A strong reform movement in the state led by Fair Districts = Fair Elections have been pushing hard to put a constitutional amendment on the ballot this year that would create a fairer process. Legislative leaders, looking to head that off by offering reforms of their own, have been negotiating with the good-government groups.
And while it looked this week as though the talks would end with no compromise, the two sides are still talking.
Republicans say that they have made major concessions. But as the Cleveland Plain Dealer notes:
But the proposed changes still would allow the majority party to draw gerrymandered maps without a single vote from a lawmaker from the minority party and split Cuyahoga County and a handful of others into as many as three congressional districts.
Two big gaps between the sides are the idea of “representational fairness” – or having some way to ensure that, as now, that just 50 percent of the vote does not lead to 75 percent of the seats. Also, there are differences over how many times counties should be able to be divided between multiple districts.
One way or another, a resolution is near: If a compromise deal with lawmakers is to hit the May primary ballot, it must be passed by the legislature by Feb. 7.
In Slate, the terrific Mark David Stern explores what might happen if the U.S. Supreme Court halts a Pennsylvania state supreme court’s order to draw new congressional maps there for the 2018 election.
It would be deeply surprising if the U.S. Supreme Court did involve itself in this case. After all, the Pennsylvania judges, of course, based their ruling on the Pennsylvania constitution, and federal courts tend to stay out of such decisions for good reason.
But state Republicans turned to Justice Alito for a stay, and while it’s a Hail Mary on their part, Alito, as Stern notes, did not simply dismiss that request immediately. He asked, instead, that the good-government groups behind the suit respond.

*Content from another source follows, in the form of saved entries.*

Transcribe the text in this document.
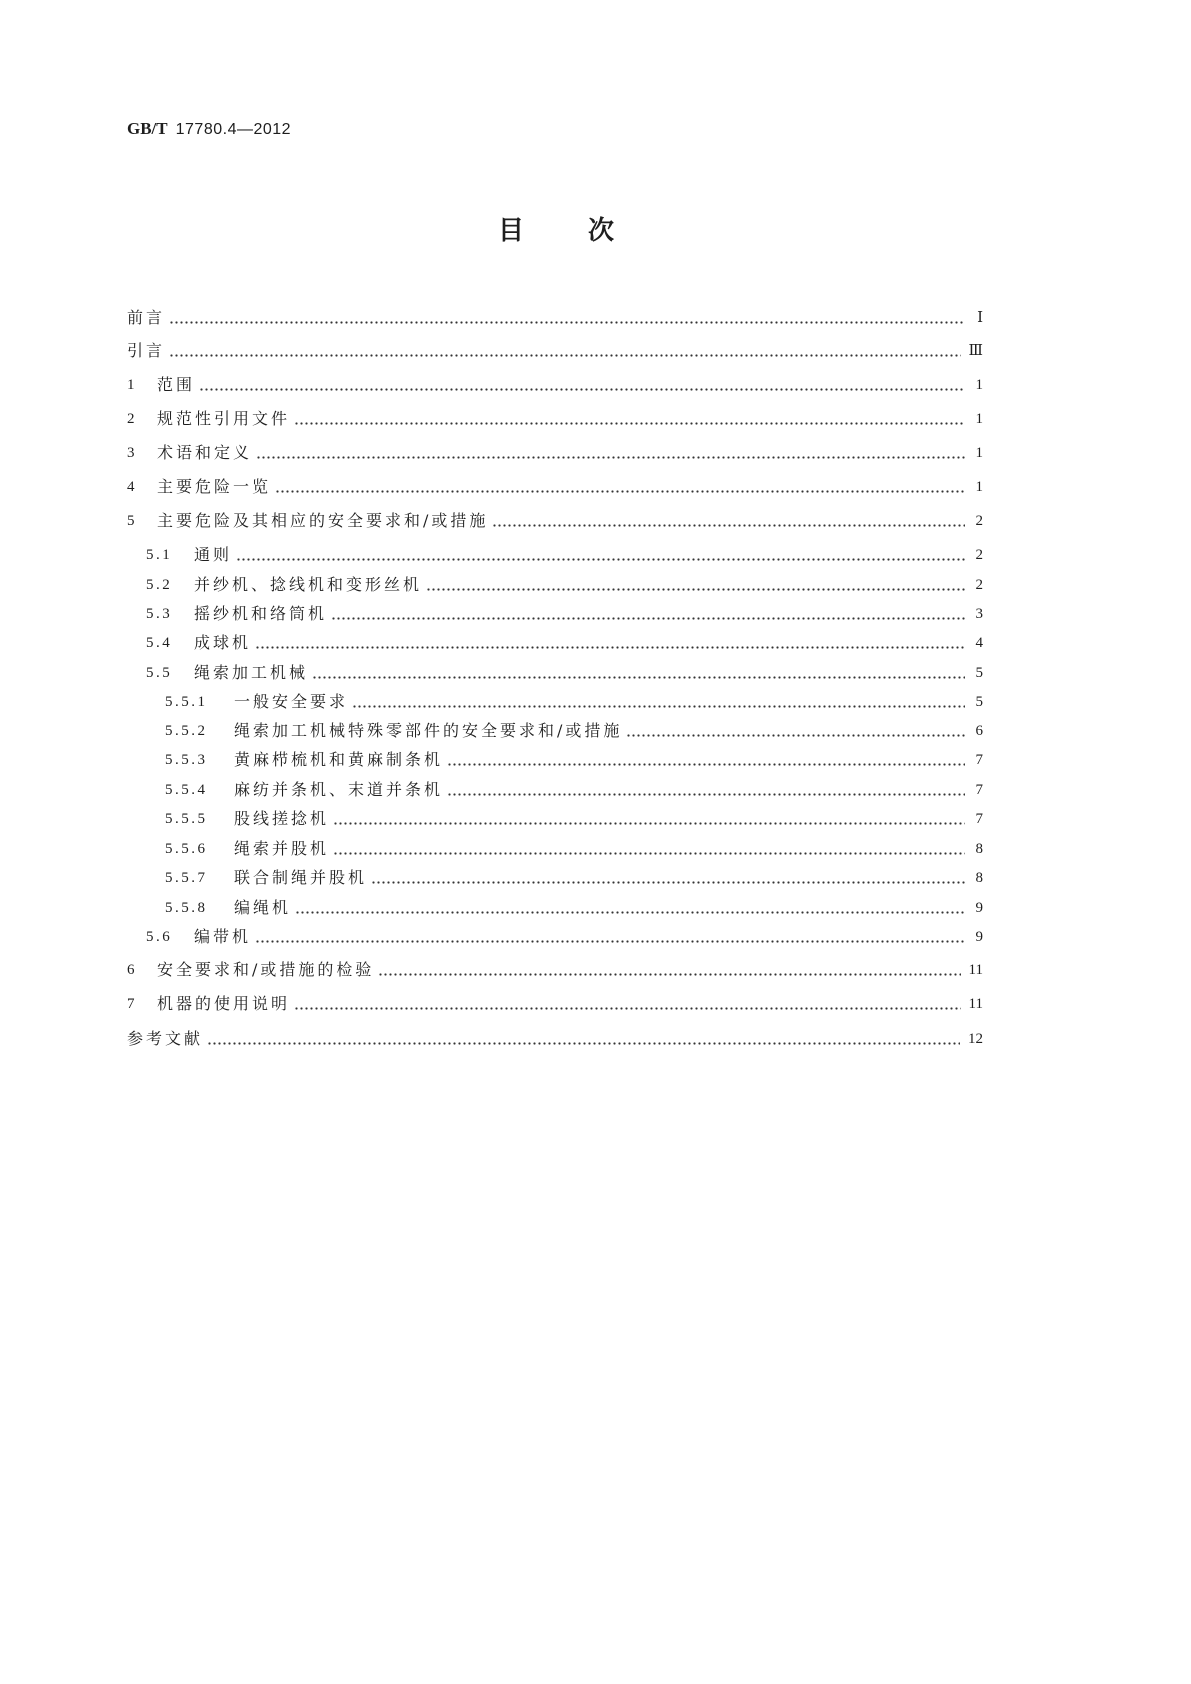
GB/T 17780.4—2012
目 次
前言	Ⅰ
引言	Ⅲ
1 范围	1
2 规范性引用文件	1
3 术语和定义	1
4 主要危险一览	1
5 主要危险及其相应的安全要求和/或措施	2
5.1 通则	2
5.2 并纱机、捻线机和变形丝机	2
5.3 摇纱机和络筒机	3
5.4 成球机	4
5.5 绳索加工机械	5
5.5.1 一般安全要求	5
5.5.2 绳索加工机械特殊零部件的安全要求和/或措施	6
5.5.3 黄麻栉梳机和黄麻制条机	7
5.5.4 麻纺并条机、末道并条机	7
5.5.5 股线搓捻机	7
5.5.6 绳索并股机	8
5.5.7 联合制绳并股机	8
5.5.8 编绳机	9
5.6 编带机	9
6 安全要求和/或措施的检验	11
7 机器的使用说明	11
参考文献	12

While Stern finds it unlikely that the Supreme Court will side with the Republicans here, he is alarmed by what might be the consequences if the Court does act:.
As he writes:
Pennsylvania Republicans’ argument plainly draws from Bush v. Gore to question the Pennsylvania Supreme Court’s ability to supervise congressional elections. It’s a frightening theory that could, taken to its logical endpoint, forbid every state’s highest court from safeguarding the right to cast an effective ballot. Alito should have dismissed it immediately. His willingness to entertain this appeal instead bodes poorly for both democracy and federalism. The U.S. Supreme Court has no business forcing Pennsylvania voters to languish under a gerrymander that can’t pass muster under Pennsylvania law.

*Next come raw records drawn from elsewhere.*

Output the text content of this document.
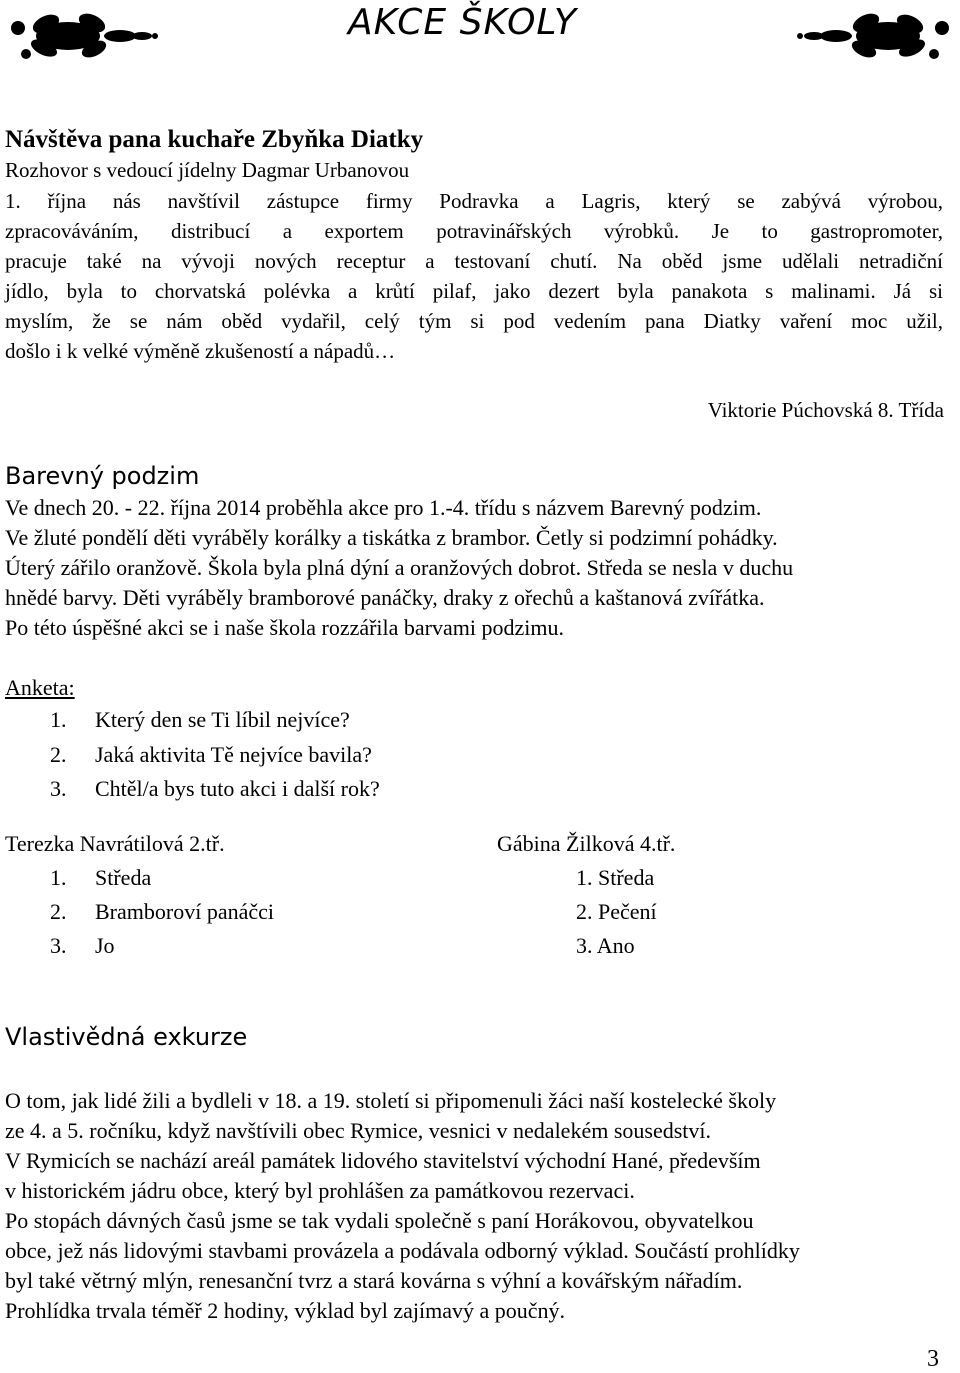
AKCE ŠKOLY
Návštěva pana kuchaře Zbyňka Diatky
Rozhovor s vedoucí jídelny Dagmar Urbanovou
1. října nás navštívil zástupce firmy Podravka a Lagris, který se zabývá výrobou,
zpracováváním, distribucí a exportem potravinářských výrobků. Je to gastropromoter,
pracuje také na vývoji nových receptur a testovaní chutí. Na oběd jsme udělali netradiční
jídlo, byla to chorvatská polévka a krůtí pilaf, jako dezert byla panakota s malinami. Já si
myslím, že se nám oběd vydařil, celý tým si pod vedením pana Diatky vaření moc užil,
došlo i k velké výměně zkušeností a nápadů…
Viktorie Púchovská 8. Třída
Barevný podzim
Ve dnech 20. - 22. října 2014 proběhla akce pro 1.-4. třídu s názvem Barevný podzim.
Ve žluté pondělí děti vyráběly korálky a tiskátka z brambor. Četly si podzimní pohádky.
Úterý zářilo oranžově. Škola byla plná dýní a oranžových dobrot. Středa se nesla v duchu
hnědé barvy. Děti vyráběly bramborové panáčky, draky z ořechů a kaštanová zvířátka.
Po této úspěšné akci se i naše škola rozzářila barvami podzimu.
Anketa:
1. Který den se Ti líbil nejvíce?
2. Jaká aktivita Tě nejvíce bavila?
3. Chtěl/a bys tuto akci i další rok?
Terezka Navrátilová 2.tř.	Gábina Žilková 4.tř.
1. Středa
2. Bramboroví panáčci
3. Jo
1. Středa
2. Pečení
3. Ano
Vlastivědná exkurze
O tom, jak lidé žili a bydleli v 18. a 19. století si připomenuli žáci naší kostelecké školy
ze 4. a 5. ročníku, když navštívili obec Rymice, vesnici v nedalekém sousedství.
V Rymicích se nachází areál památek lidového stavitelství východní Hané, především
v historickém jádru obce, který byl prohlášen za památkovou rezervaci.
Po stopách dávných časů jsme se tak vydali společně s paní Horákovou, obyvatelkou
obce, jež nás lidovými stavbami provázela a podávala odborný výklad. Součástí prohlídky
byl také větrný mlýn, renesanční tvrz a stará kovárna s výhní a kovářským nářadím.
Prohlídka trvala téměř 2 hodiny, výklad byl zajímavý a poučný.
3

In the New York Times, Michael Wines gets partisan mapmakers to explain just how they use sophisticated computer software to draw durable partisan gerrymanders.

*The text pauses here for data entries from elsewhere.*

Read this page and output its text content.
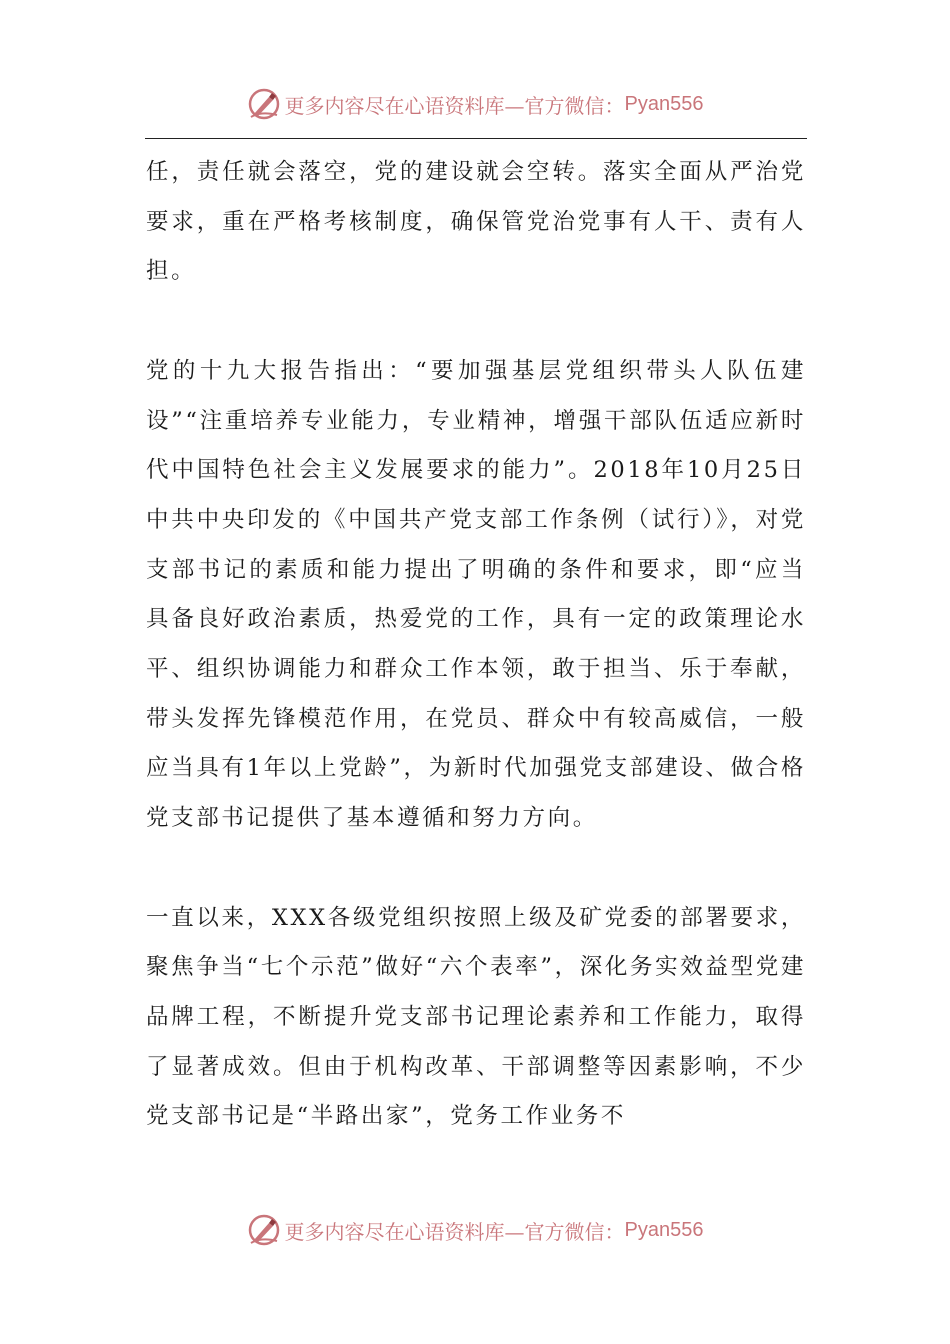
更多内容尽在心语资料库—官方微信： Pyan556

任，责任就会落空，党的建设就会空转。落实全面从严治党要求，重在严格考核制度，确保管党治党事有人干、责有人担。

党的十九大报告指出：“要加强基层党组织带头人队伍建设”“注重培养专业能力，专业精神，增强干部队伍适应新时代中国特色社会主义发展要求的能力”。2018年10月25日中共中央印发的《中国共产党支部工作条例（试行）》，对党支部书记的素质和能力提出了明确的条件和要求，即“应当具备良好政治素质，热爱党的工作，具有一定的政策理论水平、组织协调能力和群众工作本领，敢于担当、乐于奉献，带头发挥先锋模范作用，在党员、群众中有较高威信，一般应当具有1年以上党龄”，为新时代加强党支部建设、做合格党支部书记提供了基本遵循和努力方向。

一直以来，XXX各级党组织按照上级及矿党委的部署要求，聚焦争当“七个示范”做好“六个表率”，深化务实效益型党建品牌工程，不断提升党支部书记理论素养和工作能力，取得了显著成效。但由于机构改革、干部调整等因素影响，不少党支部书记是“半路出家”，党务工作业务不

更多内容尽在心语资料库—官方微信： Pyan556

The entire piece is worth reading, but the highlight is this from Oklahoma professor Keith Gaddie, a key figure who helped consult on the Wisconsin assembly maps at the heart of Gill v Whitford.
Gaddie tells the paper that the Republicans “paying the bills” changed between the 2001 and 2011 cycles. “I liked working for them in ’02,” he said, “because I’d sit down with a lawyer and they’d say, ‘I like competitive maps. When a map is competitive, we can win on the merits.’ By the time I get around to 2011, they’ve changed. I can’t defend this crap.”